Umweltsteuer: Einnahmen gehen leicht zurück

Umweltsteuer : Einnahmen gehen leicht zurück

Wiesbaden (RPO). Deutschland hat bei den sogenannten Umweltsteuern im vergangenen Jahr Einbußen verzeichnet. Insgesamt kassierte der Staat 54,2 Milliarden Euro und damit 1,7 Prozent weniger als noch im Vorjahr.

Das teilte das Statistische Bundesamt am Dienstag in Wiesbaden unter Berufung auf die Umweltökonomischen Gesamtrechnungen mit. Mit knapp 39 Milliarden Euro entfiel der Großteil dieser Steuern auf die Energiesteuer (die frühere Mineralölsteuer).

Dies waren demnach 2,4 Prozent weniger als im Vorjahr. Die Kfz-Steuereinnahmen blieben den Statistikern zufolge fast unverändert bei 8,9 Milliarden Euro (-0,4 Prozent), während die Stromsteuer um 1,3 Prozent auf 6,4 Milliarden Euro stieg.

Ein wichtiger Grund für den Rückgang der Steuereinnahmen zwischen 2006 und 2007 war laut Statistikbehörde die Abnahme der versteuerten Mengen an leichtem Heizöl um rund 40 Prozent - in erster Linie bedingt durch die vergleichsweise milde Witterung im Jahr 2007.

Bei den Kraftstoffen insgesamt (Benzin und Diesel) blieb die versteuerte Menge nahezu gleich (+ 0,5 Prozent), wobei die Menge an versteuertem Benzin um 2,9 Prozent zurückging, während die des versteuerten Dieselkraftstoffes um 3,6 Prozent stieg.

In den versteuerten Mengen an Kraftstoffen spiegeln sich nicht unbedingt entsprechende Entwicklungen des Verbrauchs im Inland oder der Fahrleistungen wider. Insbesondere bei größeren Preisunterschieden zwischen In- und Ausland spielt der Tanktourismus in den grenznahen Gebieten eine nicht unbeträchtliche Rolle.

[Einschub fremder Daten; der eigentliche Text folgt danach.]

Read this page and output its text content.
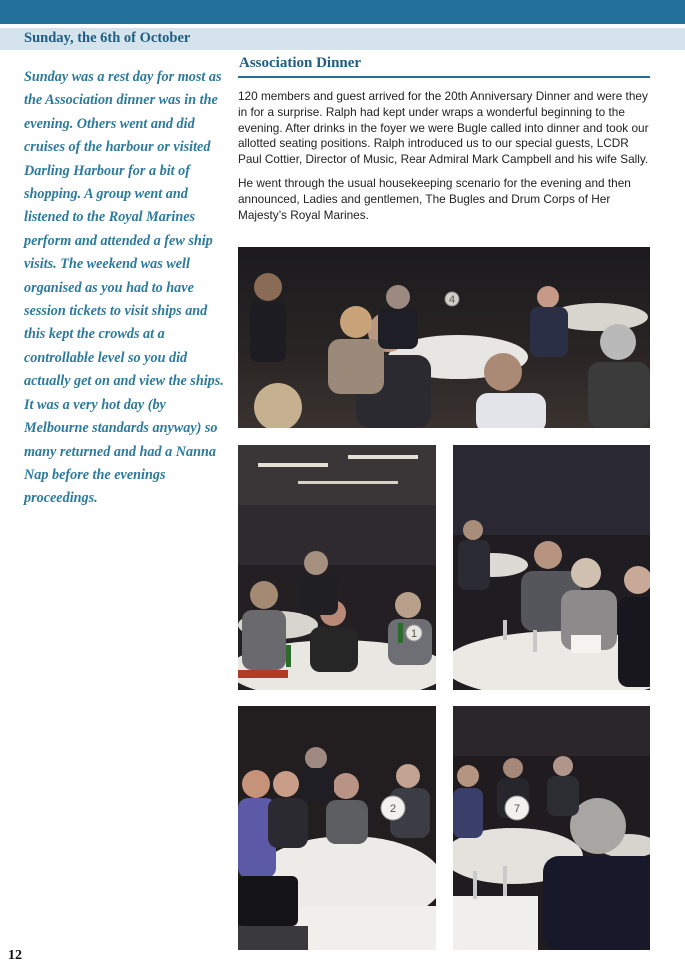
Sunday, the 6th of October

Sunday was a rest day for most as the Association dinner was in the evening. Others went and did cruises of the harbour or visited Darling Harbour for a bit of shopping. A group went and listened to the Royal Marines perform and attended a few ship visits. The weekend was well organised as you had to have session tickets to visit ships and this kept the crowds at a controllable level so you did actually get on and view the ships. It was a very hot day (by Melbourne standards anyway) so many returned and had a Nanna Nap before the evenings proceedings.

Association Dinner

120 members and guest arrived for the 20th Anniversary Dinner and were they in for a surprise. Ralph had kept under wraps a wonderful beginning to the evening. After drinks in the foyer we were Bugle called into dinner and took our allotted seating positions. Ralph introduced us to our special guests, LCDR Paul Cottier, Director of Music, Rear Admiral Mark Campbell and his wife Sally.

He went through the usual housekeeping scenario for the evening and then announced, Ladies and gentlemen, The Bugles and Drum Corps of Her Majesty’s Royal Marines.

4
1
2	7
12
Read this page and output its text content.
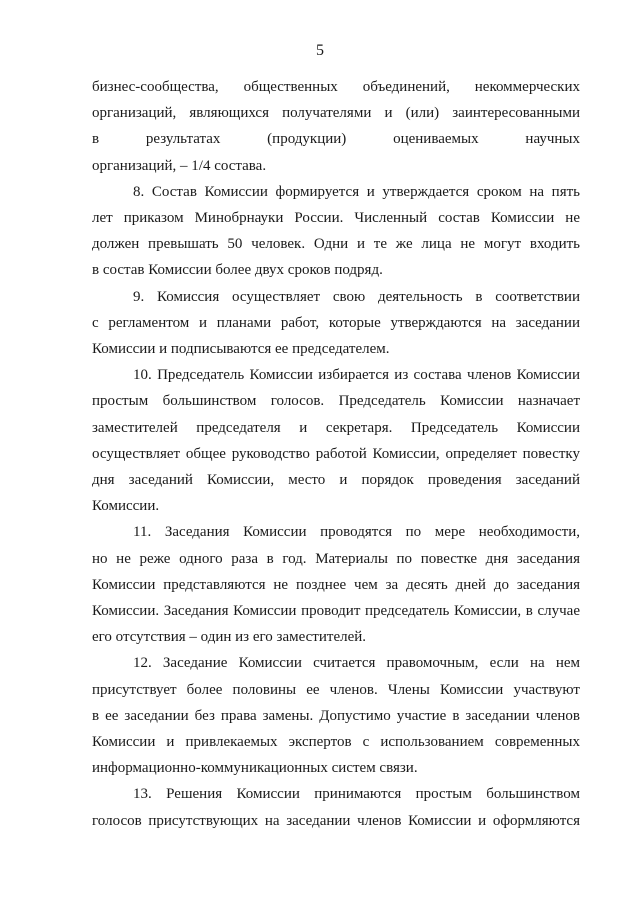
5
бизнес-сообщества, общественных объединений, некоммерческих
организаций, являющихся получателями и (или) заинтересованными
в результатах (продукции) оцениваемых научных
организаций, – 1/4 состава.
8. Состав Комиссии формируется и утверждается сроком на пять
лет приказом Минобрнауки России. Численный состав Комиссии не
должен превышать 50 человек. Одни и те же лица не могут входить
в состав Комиссии более двух сроков подряд.
9. Комиссия осуществляет свою деятельность в соответствии
с регламентом и планами работ, которые утверждаются на заседании
Комиссии и подписываются ее председателем.
10. Председатель Комиссии избирается из состава членов Комиссии
простым большинством голосов. Председатель Комиссии назначает
заместителей председателя и секретаря. Председатель Комиссии
осуществляет общее руководство работой Комиссии, определяет повестку
дня заседаний Комиссии, место и порядок проведения заседаний
Комиссии.
11. Заседания Комиссии проводятся по мере необходимости,
но не реже одного раза в год. Материалы по повестке дня заседания
Комиссии представляются не позднее чем за десять дней до заседания
Комиссии. Заседания Комиссии проводит председатель Комиссии, в случае
его отсутствия – один из его заместителей.
12. Заседание Комиссии считается правомочным, если на нем
присутствует более половины ее членов. Члены Комиссии участвуют
в ее заседании без права замены. Допустимо участие в заседании членов
Комиссии и привлекаемых экспертов с использованием современных
информационно-коммуникационных систем связи.
13. Решения Комиссии принимаются простым большинством
голосов присутствующих на заседании членов Комиссии и оформляются
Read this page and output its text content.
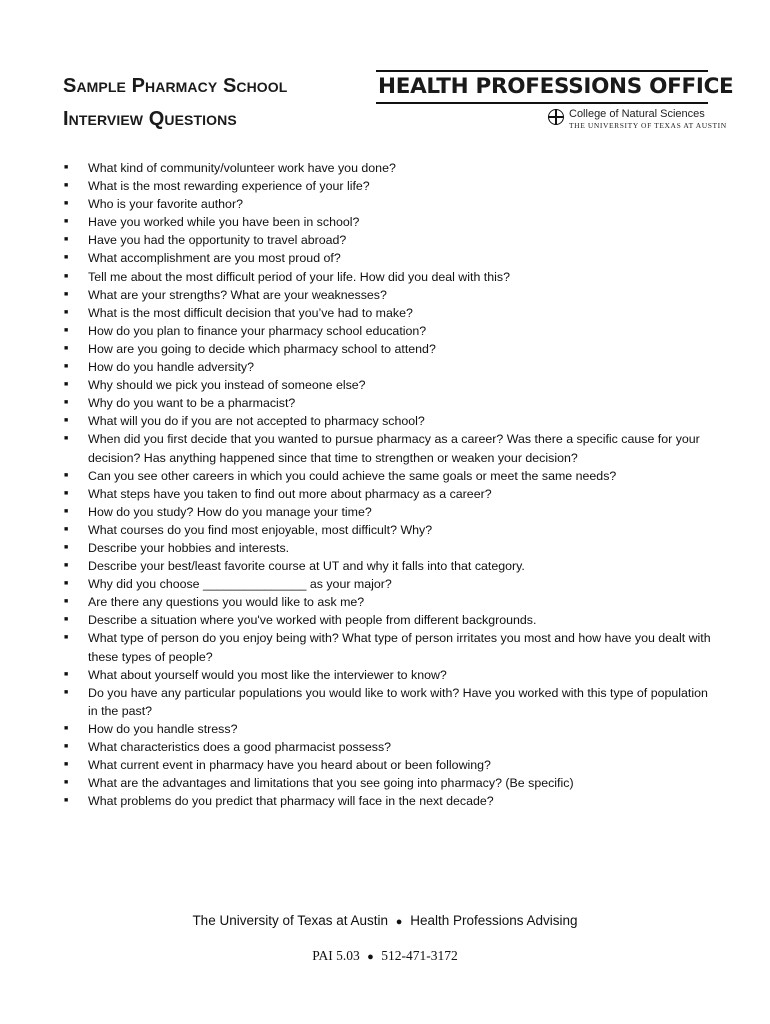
Sample Pharmacy School
Interview Questions
HEALTH PROFESSIONS OFFICE
College of Natural Sciences
THE UNIVERSITY OF TEXAS AT AUSTIN
■	What kind of community/volunteer work have you done?
■	What is the most rewarding experience of your life?
■	Who is your favorite author?
■	Have you worked while you have been in school?
■	Have you had the opportunity to travel abroad?
■	What accomplishment are you most proud of?
■	Tell me about the most difficult period of your life. How did you deal with this?
■	What are your strengths? What are your weaknesses?
■	What is the most difficult decision that you’ve had to make?
■	How do you plan to finance your pharmacy school education?
■	How are you going to decide which pharmacy school to attend?
■	How do you handle adversity?
■	Why should we pick you instead of someone else?
■	Why do you want to be a pharmacist?
■	What will you do if you are not accepted to pharmacy school?
■	When did you first decide that you wanted to pursue pharmacy as a career? Was there a specific cause for your decision? Has anything happened since that time to strengthen or weaken your decision?
■	Can you see other careers in which you could achieve the same goals or meet the same needs?
■	What steps have you taken to find out more about pharmacy as a career?
■	How do you study? How do you manage your time?
■	What courses do you find most enjoyable, most difficult? Why?
■	Describe your hobbies and interests.
■	Describe your best/least favorite course at UT and why it falls into that category.
■	Why did you choose _______________ as your major?
■	Are there any questions you would like to ask me?
■	Describe a situation where you've worked with people from different backgrounds.
■	What type of person do you enjoy being with? What type of person irritates you most and how have you dealt with these types of people?
■	What about yourself would you most like the interviewer to know?
■	Do you have any particular populations you would like to work with? Have you worked with this type of population in the past?
■	How do you handle stress?
■	What characteristics does a good pharmacist possess?
■	What current event in pharmacy have you heard about or been following?
■	What are the advantages and limitations that you see going into pharmacy? (Be specific)
■	What problems do you predict that pharmacy will face in the next decade?
The University of Texas at Austin ● Health Professions Advising
PAI 5.03 ● 512-471-3172
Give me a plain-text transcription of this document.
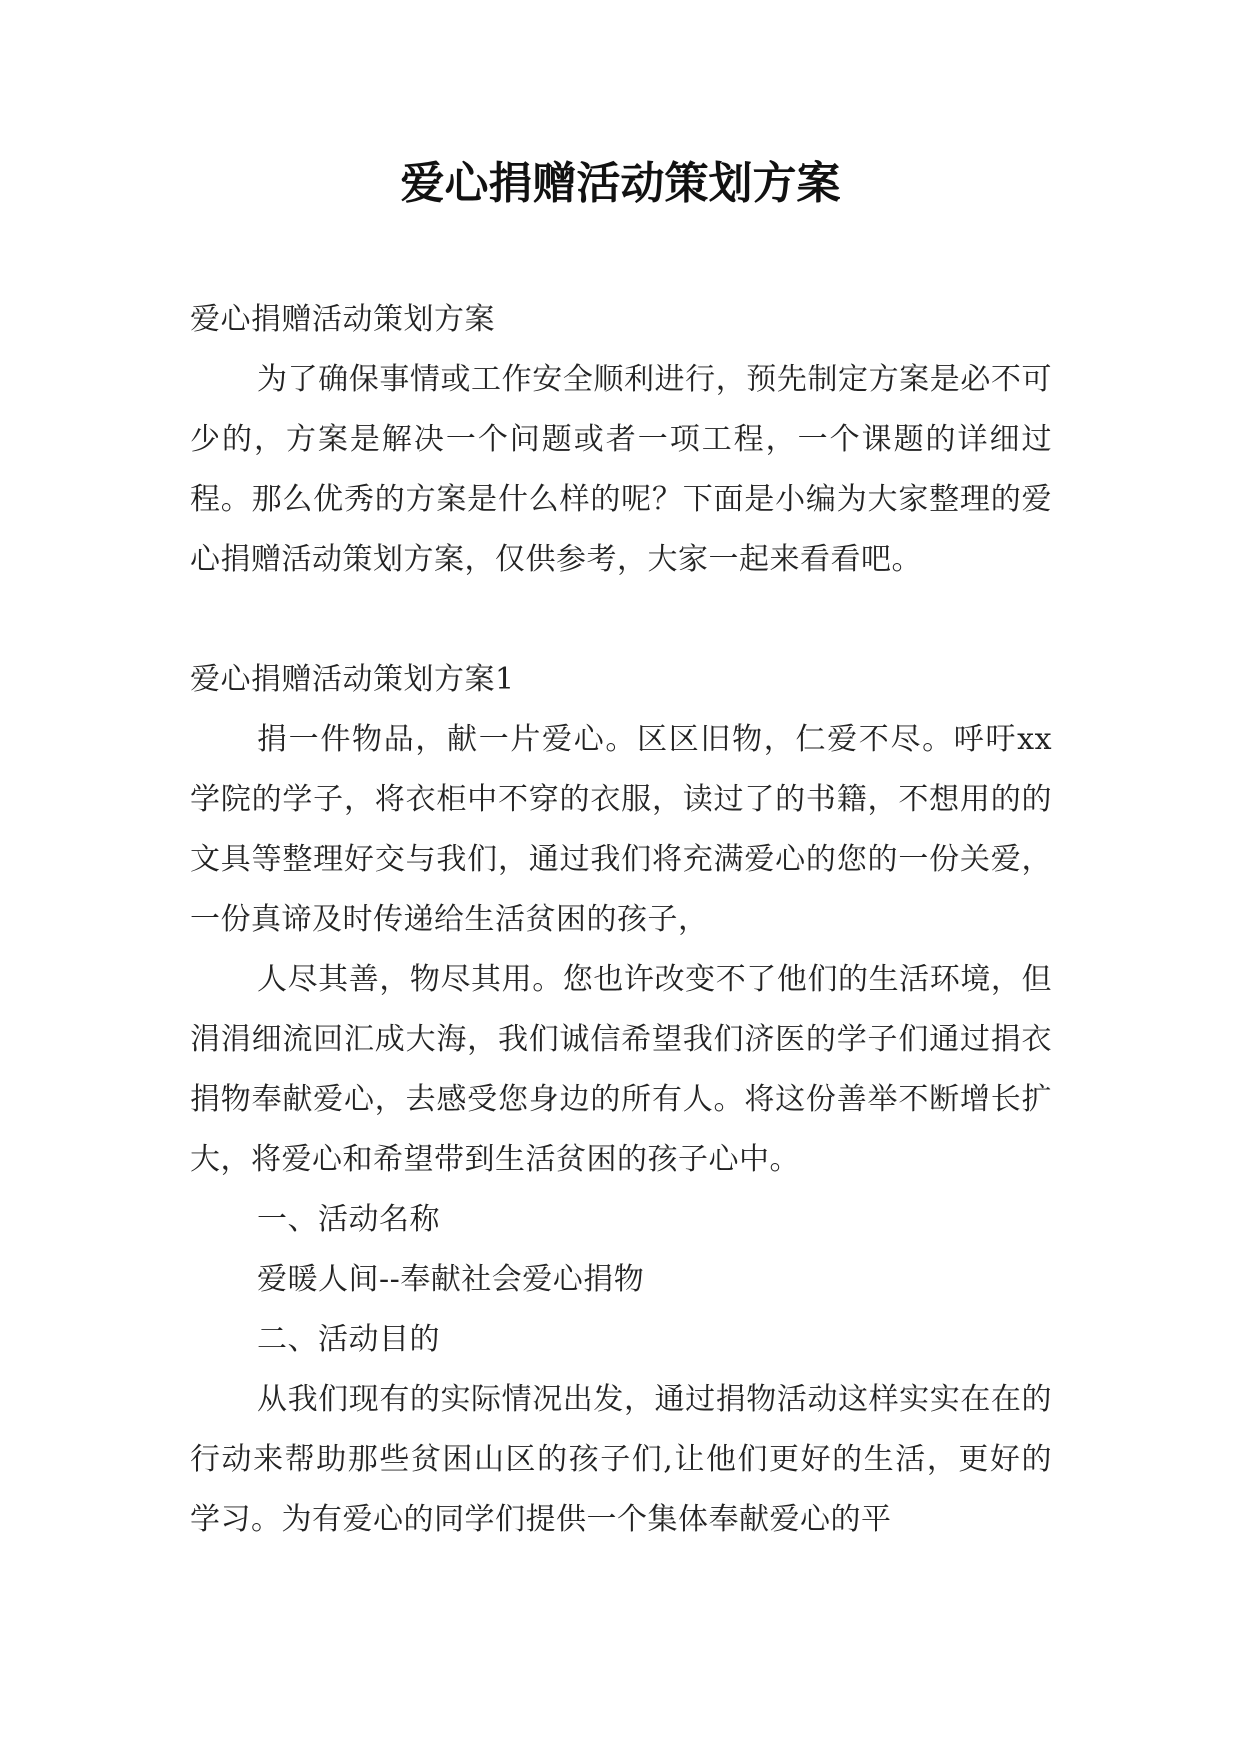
爱心捐赠活动策划方案

爱心捐赠活动策划方案

为了确保事情或工作安全顺利进行，预先制定方案是必不可少的，方案是解决一个问题或者一项工程，一个课题的详细过程。那么优秀的方案是什么样的呢？下面是小编为大家整理的爱心捐赠活动策划方案，仅供参考，大家一起来看看吧。

爱心捐赠活动策划方案1

捐一件物品，献一片爱心。区区旧物，仁爱不尽。呼吁xx学院的学子，将衣柜中不穿的衣服，读过了的书籍，不想用的的文具等整理好交与我们，通过我们将充满爱心的您的一份关爱，一份真谛及时传递给生活贫困的孩子，

人尽其善，物尽其用。您也许改变不了他们的生活环境，但涓涓细流回汇成大海，我们诚信希望我们济医的学子们通过捐衣捐物奉献爱心，去感受您身边的所有人。将这份善举不断增长扩大，将爱心和希望带到生活贫困的孩子心中。

一、活动名称

爱暖人间--奉献社会爱心捐物

二、活动目的

从我们现有的实际情况出发，通过捐物活动这样实实在在的行动来帮助那些贫困山区的孩子们,让他们更好的生活，更好的学习。为有爱心的同学们提供一个集体奉献爱心的平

Darüber hinaus ist seit Jahren ein Umstieg auf sparsamere Dieselfahrzeuge festzustellen, so dass nur bedingt Rückschlüsse auf die Fahrleistungen gezogen werden können. Die 2005 eingeführte Lkw-Maut für die Benutzung der Autobahnen ist nicht in den umweltbezogenen Steuern enthalten.